Shin Seung Jun, Wu Yichao, Zhang Hao Helen, Liu Yufeng
Department of Mathematics, University of Arizona, P.O. Box 210089, Tucson, Arizona 85721-0089, U.S.A.
Biometrics. 2014 Sep;70(3):546-55. doi: 10.1111/biom.12174. Epub 2014 Apr 29.
In high-dimensional data analysis, it is of primary interest to reduce the data dimensionality without loss of information. Sufficient dimension reduction (SDR) arises in this context, and many successful SDR methods have been developed since the introduction of sliced inverse regression (SIR) [Li (1991) Journal of the American Statistical Association 86, 316-327]. Despite their fast progress, though, most existing methods target on regression problems with a continuous response. For binary classification problems, SIR suffers the limitation of estimating at most one direction since only two slices are available. In this article, we develop a new and flexible probability-enhanced SDR method for binary classification problems by using the weighted support vector machine (WSVM). The key idea is to slice the data based on conditional class probabilities of observations rather than their binary responses. We first show that the central subspace based on the conditional class probability is the same as that based on the binary response. This important result justifies the proposed slicing scheme from a theoretical perspective and assures no information loss. In practice, the true conditional class probability is generally not available, and the problem of probability estimation can be challenging for data with large-dimensional inputs. We observe that, in order to implement the new slicing scheme, one does not need exact probability values and the only required information is the relative order of probability values. Motivated by this fact, our new SDR procedure bypasses the probability estimation step and employs the WSVM to directly estimate the order of probability values, based on which the slicing is performed. The performance of the proposed probability-enhanced SDR scheme is evaluated by both simulated and real data examples.

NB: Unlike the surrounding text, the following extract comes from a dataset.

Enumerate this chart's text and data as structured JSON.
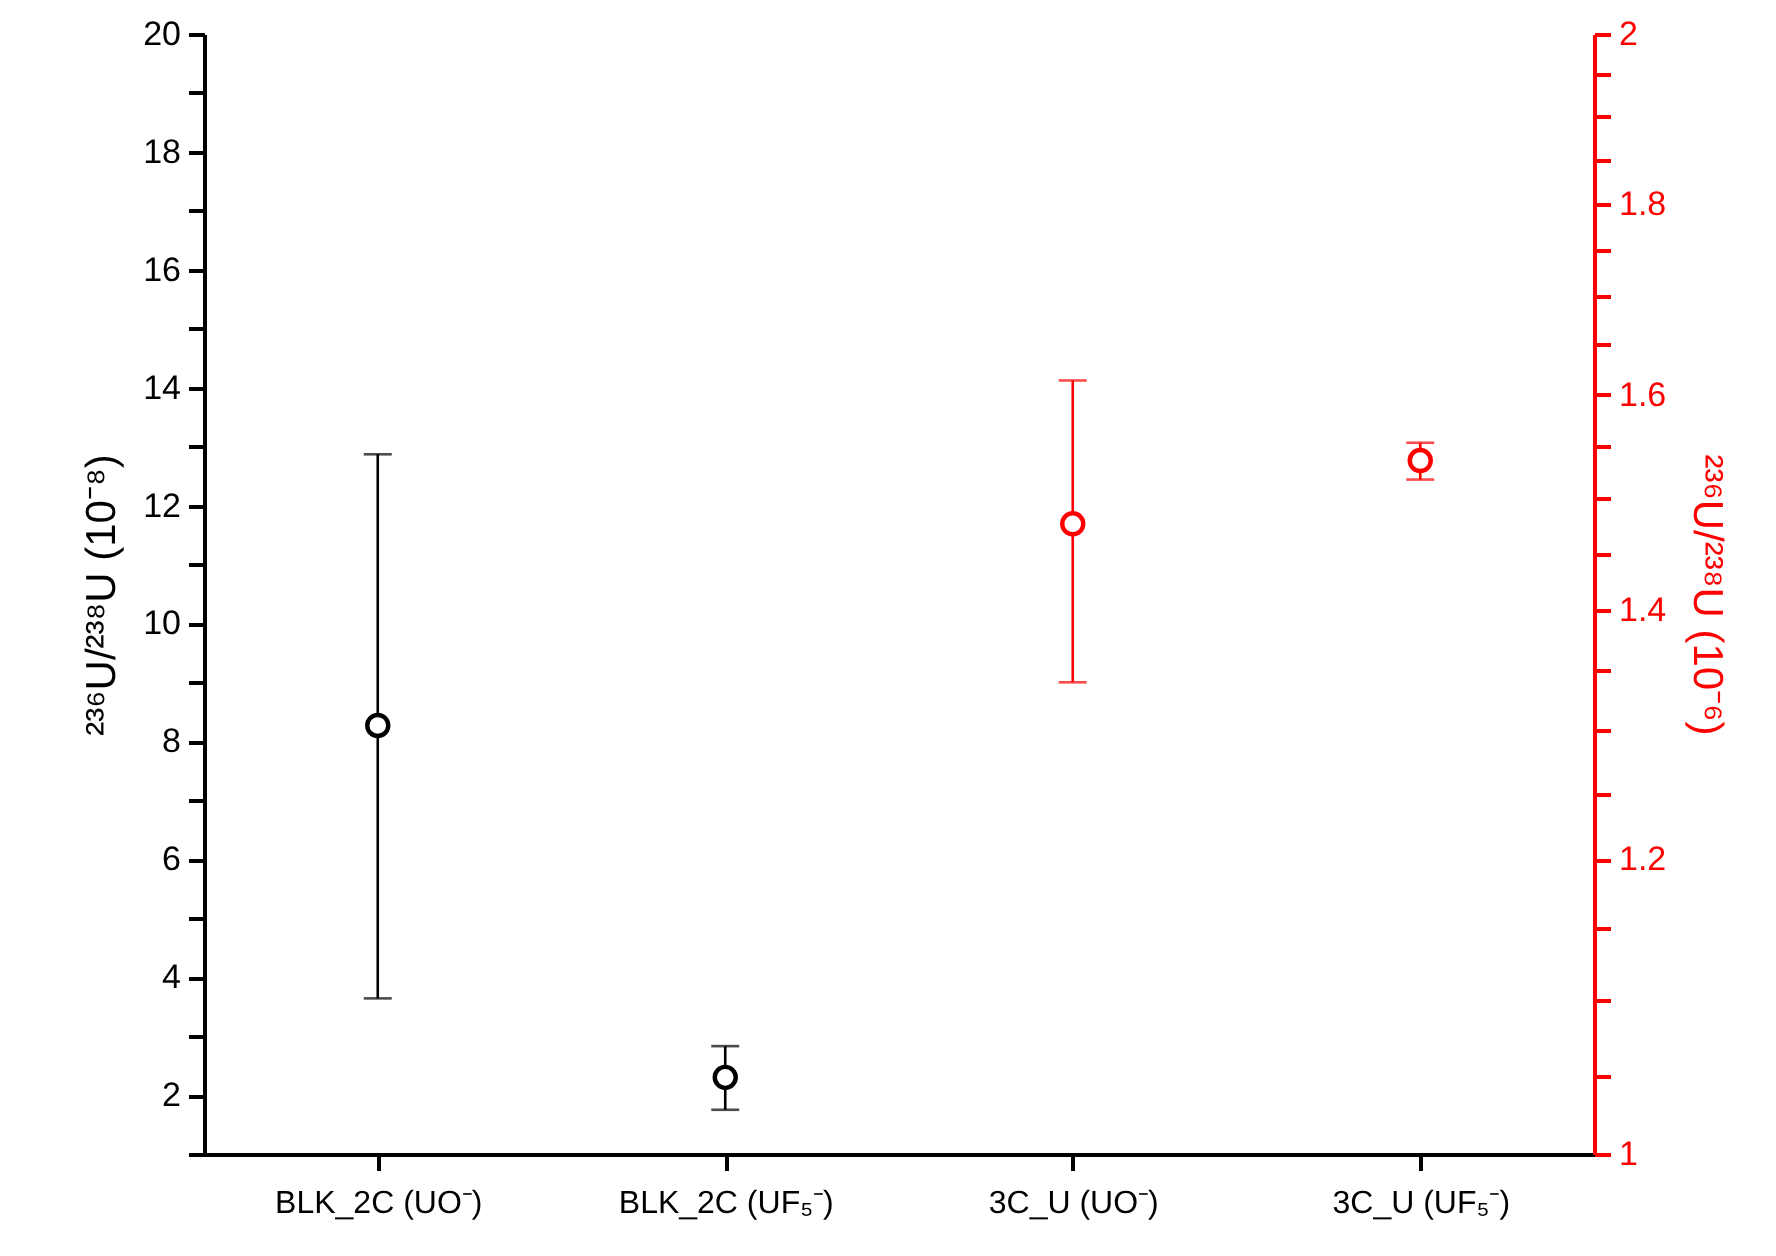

在高维数据分析中,主要目标是在不损失信息的情况下降低数据维度。在这种背景下出现了充分降维(SDR),自切片逆回归(SIR)被引入以来,已经开发了许多成功的SDR方法[Li(1991)《美国统计协会杂志》86,316 - 327]。然而,尽管取得了快速进展,但大多数现有方法针对的是具有连续响应的回归问题。对于二元分类问题,SIR存在局限性,因为只有两个切片可用,所以最多只能估计一个方向。在本文中,我们通过使用加权支持向量机(WSVM)为二元分类问题开发了一种新的灵活的概率增强SDR方法。关键思想是根据观测值的条件类概率而不是其二元响应来对数据进行切片。我们首先表明基于条件类概率的中心子空间与基于二元响应的中心子空间相同。这一重要结果从理论角度证明了所提出的切片方案的合理性,并确保没有信息损失。在实践中,真实的条件类概率通常不可用,并且对于具有高维输入的数据,概率估计问题可能具有挑战性。我们观察到,为了实施新的切片方案,不需要精确的概率值,唯一需要的信息是概率值的相对顺序。受这一事实的启发,我们的新SDR过程绕过了概率估计步骤,而是使用WSVM直接估计概率值的顺序,并在此基础上进行切片。通过模拟和实际数据示例对所提出的概率增强SDR方案的性能进行了评估。